During the nine months ended September 30, 2021, the Company issued 25,000 shares of common stock to settle $20,000 of the outstanding balance. The shares of common stock had a fair market value of $26,750 and the Company recorded a loss on debt settlement of $6,750.

 

As of September 30, 2021 and December 31, 2020, the balance owed to Mr. Schiliro was $4,000 and $0, respectively.

 

Accrued liabilities

 

As of September 30, 2021 and December 31, 2020, $0 and $74,056 was owed to Nate Knight, who was the Company’s Chief Financial Officer until November 2020, for accrued compensation and reimbursable expenses. During the nine months ended September 30, 2021, the Company issued 78,500 shares of common stock to settle the total balance owed of $74,056. The shares of common stock had a fair market value of $82,425 and the Company record a loss on debt settlement of $8,368.

 

As of September 30, 2021 and December 31, 2020, $93,141 and $0 was owed to Brian Thom, the Chief Executive Officer, for accrued compensation and reimbursable expenses. During nine months ended September 30, 2021, $45,000 of compensation was converted into a convertible note as mentioned above and $90,000 of compensation was accrued.

 

As of September 30, 2021 and December 31, 2020, $90,000 and $59,467 was owed to Louis Schiliro, the Chief Operating Officer, for accrued salary and reimbursable expenses, respectively. During the nine months ended September 30, 2021, $45,000 of compensation was converted into a convertible note as described above and $90,000 of compensation was accrued. During the nine months ended September 30, 2021, the Company issued 74,335 shares of common stock to settle the total prior year balance owed of $59,467. The shares of common stock had a fair market value of $79,538 and the Company recorded a loss on debt settlement of $20,071.

 

As of September 30, 2021 and December 31, 2020, $67,500 and $0 was owed to Kristofer Heaton, the Vice President of Finance, for accrued compensation.
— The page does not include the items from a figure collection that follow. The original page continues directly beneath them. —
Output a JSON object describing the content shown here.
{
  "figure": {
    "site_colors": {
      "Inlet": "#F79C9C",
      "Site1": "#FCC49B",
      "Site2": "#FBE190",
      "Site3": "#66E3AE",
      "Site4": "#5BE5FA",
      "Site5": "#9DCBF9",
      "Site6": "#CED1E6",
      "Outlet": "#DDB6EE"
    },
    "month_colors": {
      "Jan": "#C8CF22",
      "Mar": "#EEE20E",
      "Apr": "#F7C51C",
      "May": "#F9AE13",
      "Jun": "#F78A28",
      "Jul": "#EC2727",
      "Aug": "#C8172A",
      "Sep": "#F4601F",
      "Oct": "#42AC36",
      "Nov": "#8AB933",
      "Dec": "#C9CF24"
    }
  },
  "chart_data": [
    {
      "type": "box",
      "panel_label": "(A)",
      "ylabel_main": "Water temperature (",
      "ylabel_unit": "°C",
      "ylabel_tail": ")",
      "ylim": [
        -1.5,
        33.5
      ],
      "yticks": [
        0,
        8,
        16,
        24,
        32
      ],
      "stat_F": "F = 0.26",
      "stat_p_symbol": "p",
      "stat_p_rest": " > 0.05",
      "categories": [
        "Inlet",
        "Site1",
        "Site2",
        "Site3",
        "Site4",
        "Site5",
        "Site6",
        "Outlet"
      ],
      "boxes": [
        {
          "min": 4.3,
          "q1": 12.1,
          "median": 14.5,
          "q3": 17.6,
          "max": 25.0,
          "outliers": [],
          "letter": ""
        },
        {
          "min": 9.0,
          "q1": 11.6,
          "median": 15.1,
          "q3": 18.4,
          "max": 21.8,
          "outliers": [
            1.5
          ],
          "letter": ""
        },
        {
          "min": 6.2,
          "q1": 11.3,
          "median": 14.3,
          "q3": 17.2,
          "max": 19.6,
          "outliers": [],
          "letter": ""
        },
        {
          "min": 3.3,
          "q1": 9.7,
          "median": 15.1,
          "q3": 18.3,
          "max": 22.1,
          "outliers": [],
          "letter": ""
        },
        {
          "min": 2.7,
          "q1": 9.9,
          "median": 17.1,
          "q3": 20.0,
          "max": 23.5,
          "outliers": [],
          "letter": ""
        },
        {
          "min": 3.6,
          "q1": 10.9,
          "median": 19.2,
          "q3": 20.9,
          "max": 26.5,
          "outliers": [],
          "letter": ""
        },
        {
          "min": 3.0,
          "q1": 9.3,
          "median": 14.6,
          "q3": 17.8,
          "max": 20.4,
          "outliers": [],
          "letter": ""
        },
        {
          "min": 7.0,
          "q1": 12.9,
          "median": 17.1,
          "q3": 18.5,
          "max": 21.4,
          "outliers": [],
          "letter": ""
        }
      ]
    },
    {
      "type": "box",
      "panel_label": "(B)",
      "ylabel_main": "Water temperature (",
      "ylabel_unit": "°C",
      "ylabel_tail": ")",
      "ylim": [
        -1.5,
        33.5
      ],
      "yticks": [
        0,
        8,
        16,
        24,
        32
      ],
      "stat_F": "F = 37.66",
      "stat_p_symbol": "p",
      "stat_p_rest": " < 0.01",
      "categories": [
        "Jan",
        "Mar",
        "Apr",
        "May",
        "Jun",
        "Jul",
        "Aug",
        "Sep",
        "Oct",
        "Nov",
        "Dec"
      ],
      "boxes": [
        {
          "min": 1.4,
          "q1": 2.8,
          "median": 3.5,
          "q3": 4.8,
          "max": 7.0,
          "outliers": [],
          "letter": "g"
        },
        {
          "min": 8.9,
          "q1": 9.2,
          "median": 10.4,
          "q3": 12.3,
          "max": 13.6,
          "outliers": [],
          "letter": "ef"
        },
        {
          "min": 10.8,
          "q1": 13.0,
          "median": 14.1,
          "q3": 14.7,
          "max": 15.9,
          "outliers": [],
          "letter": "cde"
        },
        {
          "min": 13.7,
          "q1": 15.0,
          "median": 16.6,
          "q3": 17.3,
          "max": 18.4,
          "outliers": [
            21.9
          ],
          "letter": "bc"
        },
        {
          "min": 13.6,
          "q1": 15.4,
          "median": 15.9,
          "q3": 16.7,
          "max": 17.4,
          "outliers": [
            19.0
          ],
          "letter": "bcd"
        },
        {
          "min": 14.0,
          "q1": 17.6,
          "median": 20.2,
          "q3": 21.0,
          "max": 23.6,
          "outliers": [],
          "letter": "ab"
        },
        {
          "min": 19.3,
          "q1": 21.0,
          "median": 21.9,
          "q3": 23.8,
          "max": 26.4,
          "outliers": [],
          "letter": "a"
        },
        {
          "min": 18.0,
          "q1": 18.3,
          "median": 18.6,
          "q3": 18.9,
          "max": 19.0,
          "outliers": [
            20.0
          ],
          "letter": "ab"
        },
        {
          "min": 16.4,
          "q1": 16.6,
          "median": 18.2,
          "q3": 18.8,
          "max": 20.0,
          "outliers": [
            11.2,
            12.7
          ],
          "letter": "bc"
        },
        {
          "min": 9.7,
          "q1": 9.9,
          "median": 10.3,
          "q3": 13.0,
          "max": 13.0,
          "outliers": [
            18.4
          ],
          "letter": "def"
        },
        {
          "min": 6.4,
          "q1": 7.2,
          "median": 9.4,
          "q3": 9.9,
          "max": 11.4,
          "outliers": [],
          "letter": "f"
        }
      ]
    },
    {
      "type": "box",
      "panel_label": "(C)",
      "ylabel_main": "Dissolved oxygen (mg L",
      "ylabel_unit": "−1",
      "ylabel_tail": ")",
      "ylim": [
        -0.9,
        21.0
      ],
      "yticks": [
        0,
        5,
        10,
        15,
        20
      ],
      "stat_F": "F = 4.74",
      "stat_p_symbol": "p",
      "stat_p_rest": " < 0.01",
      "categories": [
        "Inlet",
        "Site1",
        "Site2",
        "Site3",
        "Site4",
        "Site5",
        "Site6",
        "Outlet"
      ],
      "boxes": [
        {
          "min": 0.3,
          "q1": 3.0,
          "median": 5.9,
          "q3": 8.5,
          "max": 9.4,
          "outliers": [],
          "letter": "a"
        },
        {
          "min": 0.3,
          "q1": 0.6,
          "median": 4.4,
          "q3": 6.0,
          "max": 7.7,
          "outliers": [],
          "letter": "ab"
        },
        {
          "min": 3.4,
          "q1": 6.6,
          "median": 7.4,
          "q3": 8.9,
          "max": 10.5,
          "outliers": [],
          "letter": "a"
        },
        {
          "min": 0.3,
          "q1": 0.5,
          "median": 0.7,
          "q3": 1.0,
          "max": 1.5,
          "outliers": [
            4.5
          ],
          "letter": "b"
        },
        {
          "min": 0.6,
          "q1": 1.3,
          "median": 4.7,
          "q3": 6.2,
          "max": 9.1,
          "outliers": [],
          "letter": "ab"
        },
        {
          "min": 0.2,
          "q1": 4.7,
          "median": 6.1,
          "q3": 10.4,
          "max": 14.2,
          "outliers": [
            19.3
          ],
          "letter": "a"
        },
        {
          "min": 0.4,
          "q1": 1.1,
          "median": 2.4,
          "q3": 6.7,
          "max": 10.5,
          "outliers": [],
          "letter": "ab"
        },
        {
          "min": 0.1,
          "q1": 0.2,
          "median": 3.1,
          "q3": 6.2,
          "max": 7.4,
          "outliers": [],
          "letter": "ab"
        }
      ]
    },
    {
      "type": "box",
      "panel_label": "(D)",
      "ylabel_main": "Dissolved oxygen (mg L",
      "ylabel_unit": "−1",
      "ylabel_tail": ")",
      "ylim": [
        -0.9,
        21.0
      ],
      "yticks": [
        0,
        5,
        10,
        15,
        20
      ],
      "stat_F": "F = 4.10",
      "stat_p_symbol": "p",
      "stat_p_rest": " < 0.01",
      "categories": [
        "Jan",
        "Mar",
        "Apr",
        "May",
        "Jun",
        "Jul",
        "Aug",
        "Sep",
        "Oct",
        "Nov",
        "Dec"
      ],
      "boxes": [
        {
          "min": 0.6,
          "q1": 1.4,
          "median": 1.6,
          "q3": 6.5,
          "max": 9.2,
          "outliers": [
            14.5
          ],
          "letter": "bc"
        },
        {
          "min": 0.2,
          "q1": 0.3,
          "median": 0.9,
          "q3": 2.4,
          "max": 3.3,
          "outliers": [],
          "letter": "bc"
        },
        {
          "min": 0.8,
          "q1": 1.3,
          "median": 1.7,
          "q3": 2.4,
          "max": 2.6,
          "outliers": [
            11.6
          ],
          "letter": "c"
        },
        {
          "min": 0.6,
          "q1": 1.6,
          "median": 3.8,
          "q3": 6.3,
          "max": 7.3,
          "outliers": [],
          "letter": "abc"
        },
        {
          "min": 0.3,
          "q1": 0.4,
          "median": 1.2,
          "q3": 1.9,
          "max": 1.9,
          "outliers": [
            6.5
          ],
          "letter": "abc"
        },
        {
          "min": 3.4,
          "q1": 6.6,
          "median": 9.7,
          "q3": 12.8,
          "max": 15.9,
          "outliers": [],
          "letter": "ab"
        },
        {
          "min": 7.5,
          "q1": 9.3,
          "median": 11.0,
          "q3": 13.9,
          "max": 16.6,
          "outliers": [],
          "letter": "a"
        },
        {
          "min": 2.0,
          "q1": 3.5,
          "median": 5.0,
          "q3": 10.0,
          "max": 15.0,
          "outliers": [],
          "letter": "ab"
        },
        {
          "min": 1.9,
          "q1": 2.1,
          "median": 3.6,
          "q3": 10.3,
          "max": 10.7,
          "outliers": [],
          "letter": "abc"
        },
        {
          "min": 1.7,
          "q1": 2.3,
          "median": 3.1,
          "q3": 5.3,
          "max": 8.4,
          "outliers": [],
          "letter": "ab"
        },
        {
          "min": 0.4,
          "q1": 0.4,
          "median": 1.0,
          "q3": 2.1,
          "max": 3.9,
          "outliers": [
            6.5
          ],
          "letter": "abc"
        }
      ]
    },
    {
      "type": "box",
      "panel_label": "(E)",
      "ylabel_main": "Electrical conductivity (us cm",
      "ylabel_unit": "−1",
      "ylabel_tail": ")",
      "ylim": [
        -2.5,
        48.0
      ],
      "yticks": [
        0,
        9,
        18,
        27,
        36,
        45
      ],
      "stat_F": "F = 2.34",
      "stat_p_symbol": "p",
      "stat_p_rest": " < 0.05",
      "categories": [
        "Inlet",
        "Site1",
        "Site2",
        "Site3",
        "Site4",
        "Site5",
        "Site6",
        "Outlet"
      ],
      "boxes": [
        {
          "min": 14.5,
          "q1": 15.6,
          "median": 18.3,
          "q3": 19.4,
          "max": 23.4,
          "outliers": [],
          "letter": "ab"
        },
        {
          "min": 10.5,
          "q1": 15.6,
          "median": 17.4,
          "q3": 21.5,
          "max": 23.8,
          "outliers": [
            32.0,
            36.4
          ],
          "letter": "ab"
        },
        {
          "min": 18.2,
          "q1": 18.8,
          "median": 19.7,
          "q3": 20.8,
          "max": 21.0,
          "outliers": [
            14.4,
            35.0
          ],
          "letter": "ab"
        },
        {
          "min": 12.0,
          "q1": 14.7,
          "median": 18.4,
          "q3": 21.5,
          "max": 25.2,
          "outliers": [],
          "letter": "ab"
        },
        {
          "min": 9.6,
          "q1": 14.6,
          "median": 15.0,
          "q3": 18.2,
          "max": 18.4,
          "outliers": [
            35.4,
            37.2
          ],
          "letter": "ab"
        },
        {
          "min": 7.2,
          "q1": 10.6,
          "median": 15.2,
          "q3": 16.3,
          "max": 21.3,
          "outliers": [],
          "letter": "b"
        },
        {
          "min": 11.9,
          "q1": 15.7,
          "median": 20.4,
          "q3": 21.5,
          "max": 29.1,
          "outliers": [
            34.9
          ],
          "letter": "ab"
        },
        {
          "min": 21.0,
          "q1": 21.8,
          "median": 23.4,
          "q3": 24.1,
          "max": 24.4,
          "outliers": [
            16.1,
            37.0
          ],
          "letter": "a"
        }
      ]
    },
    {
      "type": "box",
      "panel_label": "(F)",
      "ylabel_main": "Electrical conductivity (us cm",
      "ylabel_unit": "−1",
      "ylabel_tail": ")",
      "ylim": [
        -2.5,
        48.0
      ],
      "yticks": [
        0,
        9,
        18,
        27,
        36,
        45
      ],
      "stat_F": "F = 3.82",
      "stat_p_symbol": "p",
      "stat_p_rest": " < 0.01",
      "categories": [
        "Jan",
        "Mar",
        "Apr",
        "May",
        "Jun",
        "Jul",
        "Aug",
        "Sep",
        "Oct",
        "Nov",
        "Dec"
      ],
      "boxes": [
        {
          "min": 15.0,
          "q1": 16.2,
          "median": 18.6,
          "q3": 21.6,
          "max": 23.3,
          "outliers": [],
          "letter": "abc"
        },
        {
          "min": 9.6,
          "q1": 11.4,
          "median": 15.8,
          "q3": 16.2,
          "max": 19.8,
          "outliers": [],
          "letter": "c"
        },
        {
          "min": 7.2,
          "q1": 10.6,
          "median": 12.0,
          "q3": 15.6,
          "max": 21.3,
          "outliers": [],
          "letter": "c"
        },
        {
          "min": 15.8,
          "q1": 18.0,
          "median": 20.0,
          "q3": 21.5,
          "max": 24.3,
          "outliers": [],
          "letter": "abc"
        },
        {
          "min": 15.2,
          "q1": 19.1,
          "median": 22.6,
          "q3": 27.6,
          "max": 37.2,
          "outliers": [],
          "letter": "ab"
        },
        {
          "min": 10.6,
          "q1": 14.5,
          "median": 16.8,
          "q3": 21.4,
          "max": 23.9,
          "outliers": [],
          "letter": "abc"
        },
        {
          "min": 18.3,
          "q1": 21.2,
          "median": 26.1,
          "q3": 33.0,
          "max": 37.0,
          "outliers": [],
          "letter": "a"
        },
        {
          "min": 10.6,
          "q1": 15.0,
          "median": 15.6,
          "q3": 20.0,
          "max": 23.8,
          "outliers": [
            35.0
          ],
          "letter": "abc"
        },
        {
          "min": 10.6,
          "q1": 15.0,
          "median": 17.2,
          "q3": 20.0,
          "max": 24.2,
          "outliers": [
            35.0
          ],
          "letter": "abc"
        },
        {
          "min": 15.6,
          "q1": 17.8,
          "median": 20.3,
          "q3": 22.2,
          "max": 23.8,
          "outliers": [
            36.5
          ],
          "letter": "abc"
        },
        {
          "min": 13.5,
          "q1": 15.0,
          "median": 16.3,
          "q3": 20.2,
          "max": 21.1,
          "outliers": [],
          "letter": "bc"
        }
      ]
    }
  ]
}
During the nine months ended September 30, 2021, $22,500 of compensation was converted into a convertible note as described above and $67,500 of compensation was accrued. As of September 30, 2021 and December 31, 2020, Mr. Heaton was owed $52,625 and $52,625 for prior services provided to the Company, respectively.

 

Equity transactions

 

Per the vesting schedules of certain of the Company’s amended RSU Agreements, on January 1, 2021, 6,760,000 shares of common stock were issued to Mr. Douglas Beplate, Chairman of the Board, 2,000,000 shares of common stock were issued to Mr. Schiliro and 100,000 shares of common stock were issued to Mr. Heaton.

On January 6, 2021, the Board of Directors approved the second amendment to the RSU Agreement between the Company and Mr. Beplate in conjunction with Mr. Beplate’s retirement from his day-to-day management role with the Company. The amendment accelerated the vesting and immediately settled his remaining RSU’s by issuing 21,970,000 shares of common stock. Further, as a bonus in recognition of Mr. Beplate’s service to the Company and in recruitment of new executive management, the Company issued to Mr. Beplate an additional 2,000,000 shares of common stock. The Company recorded $26,127,300 of stock-based compensation expense during the nine months ended September 30, 2021 related to the accelerated vesting of these RSU’s and issuance of common stock.

 

The Company entered into a second restricted stock unit agreement with Mr. Heaton in December 2020. Per the second agreement 500,000 RSU’s would be granted on May 15, 2021 provided his professional services agreement was in effect on that date. The 500,000 RSU’s were granted per the agreement. The RSU’s, subject to certain conditions, shall vest upon the achievement of certain Company objectives and milestones.

 

During the nine months ended September 30, 2021, 200,000 of Mr. Heaton’s RSU’s mentioned above vested due to achievement of certain Company objectives. The Company recorded stock-based compensation expense $220,000 related to the vesting of these RSU’s which was the grant date fair value.